Ibu Kidem (58) tampak serius dengan mesin jahit di hadapannya. Sesekali dia menggunting sisa benang, kemudian kembali menginjak pedal dan mulai menjahit.
Tidak seperti para pejahit yang biasanya menjahit kain untuk dibuat menjadi pakaian, Kidem sedang menjahit potongan-potongan berbagai kemasan produk yang terbuat dari plastik untuk dijadikan tas.
Mendaur ulang sampah kemasan produk berbahan plastik adalah usaha yang baru saja digeluti Kidem. Dia tidak pernah menyangka jika kemasan plastik yang dulu selalu dia buang ternyata bisa diolah menjadi barang yang memiliki nilai ekonomis tinggi.
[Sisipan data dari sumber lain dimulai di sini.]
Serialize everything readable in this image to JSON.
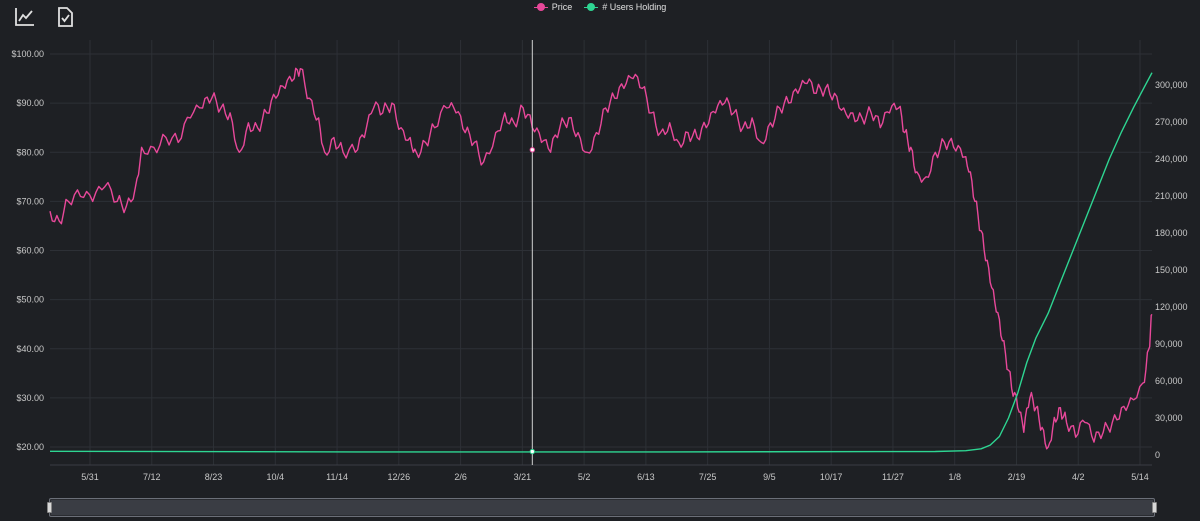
{
  "toolbar": {
    "icons": [
      "line-chart-icon",
      "document-check-icon"
    ]
  },
  "chart_data": {
    "type": "line",
    "x_tick_labels": [
      "5/31",
      "7/12",
      "8/23",
      "10/4",
      "11/14",
      "12/26",
      "2/6",
      "3/21",
      "5/2",
      "6/13",
      "7/25",
      "9/5",
      "10/17",
      "11/27",
      "1/8",
      "2/19",
      "4/2",
      "5/14"
    ],
    "y_left": {
      "ticks": [
        "$20.00",
        "$30.00",
        "$40.00",
        "$50.00",
        "$60.00",
        "$70.00",
        "$80.00",
        "$90.00",
        "$100.00"
      ],
      "range": [
        20,
        100
      ]
    },
    "y_right": {
      "ticks": [
        "0",
        "30,000",
        "60,000",
        "90,000",
        "120,000",
        "150,000",
        "180,000",
        "210,000",
        "240,000",
        "270,000",
        "300,000"
      ],
      "range": [
        0,
        300000
      ]
    },
    "grid": true,
    "legend_position": "top-center",
    "series": [
      {
        "name": "Price",
        "axis": "left",
        "color": "#e8489a",
        "points": [
          [
            0,
            68
          ],
          [
            0.3,
            66
          ],
          [
            0.6,
            70
          ],
          [
            1,
            71
          ],
          [
            1.4,
            70
          ],
          [
            1.8,
            73
          ],
          [
            2.2,
            70
          ],
          [
            2.5,
            69
          ],
          [
            2.8,
            73
          ],
          [
            3.0,
            81
          ],
          [
            3.4,
            81
          ],
          [
            3.8,
            83
          ],
          [
            4.2,
            82
          ],
          [
            4.6,
            87
          ],
          [
            5.0,
            89
          ],
          [
            5.3,
            91
          ],
          [
            5.6,
            89
          ],
          [
            5.9,
            88
          ],
          [
            6.2,
            80
          ],
          [
            6.5,
            86
          ],
          [
            6.8,
            85
          ],
          [
            7.1,
            88
          ],
          [
            7.4,
            91
          ],
          [
            7.7,
            93
          ],
          [
            8.0,
            95
          ],
          [
            8.2,
            97
          ],
          [
            8.5,
            91
          ],
          [
            8.8,
            87
          ],
          [
            9.0,
            80
          ],
          [
            9.3,
            83
          ],
          [
            9.6,
            80
          ],
          [
            10.0,
            80
          ],
          [
            10.3,
            83
          ],
          [
            10.6,
            89
          ],
          [
            10.9,
            88
          ],
          [
            11.2,
            90
          ],
          [
            11.5,
            85
          ],
          [
            11.8,
            83
          ],
          [
            12.0,
            80
          ],
          [
            12.3,
            82
          ],
          [
            12.6,
            85
          ],
          [
            13.0,
            89
          ],
          [
            13.3,
            88
          ],
          [
            13.6,
            84
          ],
          [
            13.9,
            82
          ],
          [
            14.2,
            78
          ],
          [
            14.6,
            84
          ],
          [
            14.9,
            88
          ],
          [
            15.2,
            86
          ],
          [
            15.5,
            89
          ],
          [
            15.8,
            85
          ],
          [
            16.1,
            82
          ],
          [
            16.4,
            80
          ],
          [
            16.7,
            85
          ],
          [
            17.0,
            87
          ],
          [
            17.3,
            84
          ],
          [
            17.6,
            80
          ],
          [
            17.9,
            84
          ],
          [
            18.2,
            89
          ],
          [
            18.5,
            91
          ],
          [
            18.8,
            93
          ],
          [
            19.1,
            95
          ],
          [
            19.4,
            93
          ],
          [
            19.7,
            88
          ],
          [
            20.0,
            84
          ],
          [
            20.3,
            86
          ],
          [
            20.6,
            82
          ],
          [
            20.9,
            84
          ],
          [
            21.2,
            83
          ],
          [
            21.5,
            85
          ],
          [
            21.8,
            88
          ],
          [
            22.1,
            90
          ],
          [
            22.4,
            88
          ],
          [
            22.7,
            85
          ],
          [
            23.0,
            87
          ],
          [
            23.3,
            82
          ],
          [
            23.6,
            86
          ],
          [
            23.9,
            89
          ],
          [
            24.2,
            90
          ],
          [
            24.5,
            92
          ],
          [
            24.8,
            94
          ],
          [
            25.1,
            92
          ],
          [
            25.4,
            93
          ],
          [
            25.7,
            92
          ],
          [
            26.0,
            89
          ],
          [
            26.3,
            88
          ],
          [
            26.6,
            87
          ],
          [
            26.9,
            88
          ],
          [
            27.2,
            85
          ],
          [
            27.5,
            88
          ],
          [
            27.8,
            89
          ],
          [
            28.0,
            84
          ],
          [
            28.2,
            81
          ],
          [
            28.4,
            76
          ],
          [
            28.7,
            75
          ],
          [
            29.0,
            80
          ],
          [
            29.3,
            82
          ],
          [
            29.6,
            81
          ],
          [
            29.9,
            79
          ],
          [
            30.1,
            76
          ],
          [
            30.3,
            70
          ],
          [
            30.5,
            64
          ],
          [
            30.7,
            58
          ],
          [
            30.9,
            52
          ],
          [
            31.1,
            46
          ],
          [
            31.3,
            39
          ],
          [
            31.5,
            32
          ],
          [
            31.7,
            28
          ],
          [
            31.9,
            23
          ],
          [
            32.1,
            30
          ],
          [
            32.3,
            28
          ],
          [
            32.5,
            24
          ],
          [
            32.7,
            20
          ],
          [
            32.9,
            26
          ],
          [
            33.1,
            28
          ],
          [
            33.3,
            25
          ],
          [
            33.6,
            22
          ],
          [
            33.9,
            25
          ],
          [
            34.2,
            21
          ],
          [
            34.5,
            23
          ],
          [
            34.8,
            25
          ],
          [
            35.1,
            28
          ],
          [
            35.4,
            30
          ],
          [
            35.8,
            33
          ],
          [
            36.0,
            40
          ],
          [
            36.1,
            47
          ]
        ]
      },
      {
        "name": "# Users Holding",
        "axis": "right",
        "color": "#2ed592",
        "points": [
          [
            0,
            3000
          ],
          [
            10,
            2500
          ],
          [
            20,
            2500
          ],
          [
            29,
            2800
          ],
          [
            30,
            3500
          ],
          [
            30.5,
            5000
          ],
          [
            30.8,
            8000
          ],
          [
            31.1,
            15000
          ],
          [
            31.4,
            30000
          ],
          [
            31.7,
            50000
          ],
          [
            32.0,
            75000
          ],
          [
            32.3,
            95000
          ],
          [
            32.7,
            115000
          ],
          [
            33.1,
            140000
          ],
          [
            33.5,
            165000
          ],
          [
            33.9,
            190000
          ],
          [
            34.3,
            215000
          ],
          [
            34.7,
            240000
          ],
          [
            35.1,
            262000
          ],
          [
            35.5,
            282000
          ],
          [
            35.8,
            296000
          ],
          [
            36.1,
            310000
          ]
        ]
      }
    ],
    "crosshair": {
      "x": 15.8
    }
  }
}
"Saya mulai mendaur ulang sampah sejak tahun 2008. Merintis dari nol dan waktu itu ada yang mengajarkan dari warga sekitar yang sudah lebih dulu bisa. Iseng aja ikut pelatihan, lalu saya tertarik dan mulai mencoba usaha ini," kata Kidem saat ditemui di Jalan Delima, Kelurahan Malaka Sari, Duren Sawit, Jakarta Timur, Senin (21/2/2011).
Bukan proses yang mudah untuk mendaur ulang sampah menjadi produk yang bisa digunakan kembali, butuh waktu hampir seminggu untuk membuat satu buah tas ukuran besar. Menurutnya, sampah kemasan plastik yang dikumpulkan harus dibersihkan terlebih dahulu. Proses pencucian bahan dasar (sampah kemasan plastik) hingga pengeringan memakan waktu empat hari, kemudian bahan dasar dipotong menurut pola yang ingin dibentuk, baru dijahit.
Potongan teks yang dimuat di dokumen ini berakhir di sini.